Kirkus Reviews QR Code
SOUR APPLES by Paul Jantzen

SOUR APPLES

A Novel for Those Who Hate to Read

by Paul Jantzen

Pub Date: Sept. 19th, 2024
ISBN: 9781685134815
Publisher: Black Rose Writing

After the summer of 1975, life will never be the same for Jimmy, a small-town boy, in this YA novel.

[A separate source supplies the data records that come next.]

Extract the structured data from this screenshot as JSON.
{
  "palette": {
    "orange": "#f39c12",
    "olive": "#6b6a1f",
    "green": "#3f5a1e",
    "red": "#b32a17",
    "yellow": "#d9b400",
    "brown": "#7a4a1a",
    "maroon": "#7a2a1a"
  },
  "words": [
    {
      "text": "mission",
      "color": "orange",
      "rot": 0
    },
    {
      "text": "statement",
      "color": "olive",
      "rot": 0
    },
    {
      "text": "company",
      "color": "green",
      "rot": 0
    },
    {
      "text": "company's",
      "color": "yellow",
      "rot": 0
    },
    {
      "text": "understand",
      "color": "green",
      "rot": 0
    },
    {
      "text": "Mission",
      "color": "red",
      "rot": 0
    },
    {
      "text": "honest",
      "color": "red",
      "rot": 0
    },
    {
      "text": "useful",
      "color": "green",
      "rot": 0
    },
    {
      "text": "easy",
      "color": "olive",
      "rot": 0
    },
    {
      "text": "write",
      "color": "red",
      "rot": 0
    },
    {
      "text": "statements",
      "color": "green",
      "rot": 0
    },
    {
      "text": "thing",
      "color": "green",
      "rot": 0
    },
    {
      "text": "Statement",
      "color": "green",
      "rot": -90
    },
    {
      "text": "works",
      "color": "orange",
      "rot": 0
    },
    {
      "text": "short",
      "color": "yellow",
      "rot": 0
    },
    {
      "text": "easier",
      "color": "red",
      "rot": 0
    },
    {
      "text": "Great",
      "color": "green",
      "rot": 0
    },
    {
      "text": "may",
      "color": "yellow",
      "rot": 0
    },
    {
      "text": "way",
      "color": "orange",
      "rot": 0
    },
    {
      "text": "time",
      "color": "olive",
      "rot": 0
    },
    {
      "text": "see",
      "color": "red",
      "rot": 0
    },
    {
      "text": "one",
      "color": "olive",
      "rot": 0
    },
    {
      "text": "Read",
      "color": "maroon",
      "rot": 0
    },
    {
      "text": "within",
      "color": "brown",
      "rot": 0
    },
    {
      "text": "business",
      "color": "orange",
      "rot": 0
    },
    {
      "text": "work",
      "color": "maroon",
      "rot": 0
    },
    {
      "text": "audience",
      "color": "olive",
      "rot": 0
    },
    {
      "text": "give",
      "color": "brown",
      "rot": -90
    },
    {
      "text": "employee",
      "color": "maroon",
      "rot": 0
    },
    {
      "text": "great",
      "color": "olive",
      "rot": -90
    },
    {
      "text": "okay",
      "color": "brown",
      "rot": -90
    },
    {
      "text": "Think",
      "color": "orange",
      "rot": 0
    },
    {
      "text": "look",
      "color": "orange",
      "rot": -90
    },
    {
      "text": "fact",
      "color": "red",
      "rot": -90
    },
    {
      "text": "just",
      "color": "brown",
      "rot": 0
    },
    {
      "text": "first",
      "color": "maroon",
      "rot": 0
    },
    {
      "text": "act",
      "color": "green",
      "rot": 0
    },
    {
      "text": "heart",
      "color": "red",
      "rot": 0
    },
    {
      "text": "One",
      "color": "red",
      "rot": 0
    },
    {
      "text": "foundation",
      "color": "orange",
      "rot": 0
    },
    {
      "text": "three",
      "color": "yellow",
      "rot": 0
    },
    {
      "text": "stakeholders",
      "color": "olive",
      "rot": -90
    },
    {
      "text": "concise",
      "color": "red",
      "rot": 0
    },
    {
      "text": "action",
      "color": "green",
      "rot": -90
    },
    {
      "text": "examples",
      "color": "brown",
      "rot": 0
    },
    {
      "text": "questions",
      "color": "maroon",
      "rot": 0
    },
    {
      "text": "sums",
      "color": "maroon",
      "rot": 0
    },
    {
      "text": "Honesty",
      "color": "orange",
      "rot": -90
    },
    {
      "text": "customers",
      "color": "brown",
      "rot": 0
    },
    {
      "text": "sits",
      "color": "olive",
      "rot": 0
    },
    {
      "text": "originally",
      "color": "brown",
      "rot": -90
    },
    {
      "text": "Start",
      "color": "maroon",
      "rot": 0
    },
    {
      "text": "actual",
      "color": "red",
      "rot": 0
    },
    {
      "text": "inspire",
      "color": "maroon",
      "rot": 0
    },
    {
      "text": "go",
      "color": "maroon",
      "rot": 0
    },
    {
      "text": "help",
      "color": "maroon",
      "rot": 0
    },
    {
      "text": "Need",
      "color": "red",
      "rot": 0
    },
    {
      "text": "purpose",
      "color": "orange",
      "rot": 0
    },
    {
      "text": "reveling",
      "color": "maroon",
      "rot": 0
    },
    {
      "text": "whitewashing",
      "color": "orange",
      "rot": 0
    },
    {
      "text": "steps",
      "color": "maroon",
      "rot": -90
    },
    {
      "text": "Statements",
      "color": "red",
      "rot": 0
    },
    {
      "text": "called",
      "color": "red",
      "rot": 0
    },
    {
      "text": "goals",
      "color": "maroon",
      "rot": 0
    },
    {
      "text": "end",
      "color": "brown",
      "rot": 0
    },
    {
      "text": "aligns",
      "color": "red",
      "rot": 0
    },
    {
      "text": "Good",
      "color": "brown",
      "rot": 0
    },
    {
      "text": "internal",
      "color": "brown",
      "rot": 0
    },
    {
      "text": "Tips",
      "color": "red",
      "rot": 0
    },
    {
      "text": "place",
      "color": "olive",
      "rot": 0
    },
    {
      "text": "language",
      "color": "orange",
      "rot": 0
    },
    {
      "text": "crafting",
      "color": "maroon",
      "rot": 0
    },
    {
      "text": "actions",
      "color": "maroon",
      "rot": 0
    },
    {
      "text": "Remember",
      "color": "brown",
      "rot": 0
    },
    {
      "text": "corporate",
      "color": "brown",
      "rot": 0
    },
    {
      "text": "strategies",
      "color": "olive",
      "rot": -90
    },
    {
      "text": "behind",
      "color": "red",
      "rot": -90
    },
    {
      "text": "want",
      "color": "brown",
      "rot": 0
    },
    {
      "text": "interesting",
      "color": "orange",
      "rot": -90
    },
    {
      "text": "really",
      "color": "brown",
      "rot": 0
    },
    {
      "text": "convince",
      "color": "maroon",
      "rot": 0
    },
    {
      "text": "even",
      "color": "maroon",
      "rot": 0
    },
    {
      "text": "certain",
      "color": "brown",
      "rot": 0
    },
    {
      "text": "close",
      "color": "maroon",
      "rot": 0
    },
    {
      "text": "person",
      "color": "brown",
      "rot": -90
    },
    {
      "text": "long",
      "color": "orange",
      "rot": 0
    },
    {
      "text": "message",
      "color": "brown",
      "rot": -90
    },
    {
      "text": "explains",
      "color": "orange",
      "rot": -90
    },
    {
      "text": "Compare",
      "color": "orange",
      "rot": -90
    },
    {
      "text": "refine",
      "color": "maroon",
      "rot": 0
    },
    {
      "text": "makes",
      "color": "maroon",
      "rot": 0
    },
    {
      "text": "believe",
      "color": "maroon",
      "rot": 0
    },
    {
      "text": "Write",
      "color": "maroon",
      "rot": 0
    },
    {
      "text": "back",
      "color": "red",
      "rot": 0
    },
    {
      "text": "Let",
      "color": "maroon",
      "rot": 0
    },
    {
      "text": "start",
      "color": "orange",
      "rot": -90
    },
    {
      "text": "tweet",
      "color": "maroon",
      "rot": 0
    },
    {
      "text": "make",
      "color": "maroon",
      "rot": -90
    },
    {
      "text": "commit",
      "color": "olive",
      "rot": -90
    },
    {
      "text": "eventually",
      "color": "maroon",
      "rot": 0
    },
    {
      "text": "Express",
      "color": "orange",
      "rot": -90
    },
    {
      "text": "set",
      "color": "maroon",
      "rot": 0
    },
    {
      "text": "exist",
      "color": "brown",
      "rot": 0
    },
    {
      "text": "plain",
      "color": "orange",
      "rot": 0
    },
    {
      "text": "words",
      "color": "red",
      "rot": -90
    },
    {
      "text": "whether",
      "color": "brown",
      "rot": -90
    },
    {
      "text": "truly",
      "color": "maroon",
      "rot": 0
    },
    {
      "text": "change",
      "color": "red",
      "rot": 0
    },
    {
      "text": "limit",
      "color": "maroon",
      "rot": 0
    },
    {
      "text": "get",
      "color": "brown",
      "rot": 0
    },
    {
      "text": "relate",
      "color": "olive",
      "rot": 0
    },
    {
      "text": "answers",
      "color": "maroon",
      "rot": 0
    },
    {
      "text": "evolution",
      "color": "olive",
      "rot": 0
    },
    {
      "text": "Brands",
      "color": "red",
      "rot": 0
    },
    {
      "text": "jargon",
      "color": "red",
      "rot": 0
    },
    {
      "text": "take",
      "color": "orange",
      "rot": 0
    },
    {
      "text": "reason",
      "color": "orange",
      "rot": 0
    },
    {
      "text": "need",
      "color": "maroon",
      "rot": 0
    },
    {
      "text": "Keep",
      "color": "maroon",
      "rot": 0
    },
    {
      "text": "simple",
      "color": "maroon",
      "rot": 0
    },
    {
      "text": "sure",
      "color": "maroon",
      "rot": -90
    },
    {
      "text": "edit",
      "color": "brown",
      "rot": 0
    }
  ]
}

It’s the 1970s in Walnut Creek, in an unnamed U.S. state, long before cellphones and social media, and preteen Jimmy Hamilton daydreams about big league baseball, throws crab apples at the neighbor’s cat, and hopes his mom doesn’t order him to tear down his tree fort. On the plus side, summer and Little League are about to start. If only his mother wouldn’t drag him to the library every week. (Jimmy’s dim view of libraries is a frequent reminder of the book’s subtitle: “for those who hate to read.”) When an accident occurs on his 11th birthday, Jimmy’s summer takes a disappointing turn. In this uneasy mix of small-town Americana (baseball, church, home-baked cookies, playing catch in the backyard with Dad) and coming-of-age angst (angry outbursts, verbal obscenities, a first crush, upturned friendships), Jimmy plans to prove himself on the pitcher’s mound and to keep invading girls and rowdy teens out of his new fort in the woods. The latter intention leads to the novel’s sobering conclusion, involving a shunned homeless man with baseball skills. The book shines brightest in its depictions of baseball through Jimmy’s eyes. At night, the cornfield is “silhouetted against the outfield fence….The magic of the game filled the bleachers,” and the “Bermuda grass was crisp under their spikes.” Less magical is the boys’ oblivious, laughing cruelty; for example, Jimmy disembowels a living snake and pokes a knife into the three-legged frog the snake had consumed. The boys compare the frog to “that cripple with just the one arm who sits in his wheelchair out in front of the grocery store.” Jimmy’s nascent hormonal confusion rings true, however, and there’s heart in the book’s depictions of his caring mom, a girl with empathy and “chocolate eyes,” and the epiphanic ending.

A realistic, visceral portrayal of a boy’s coming-of-age.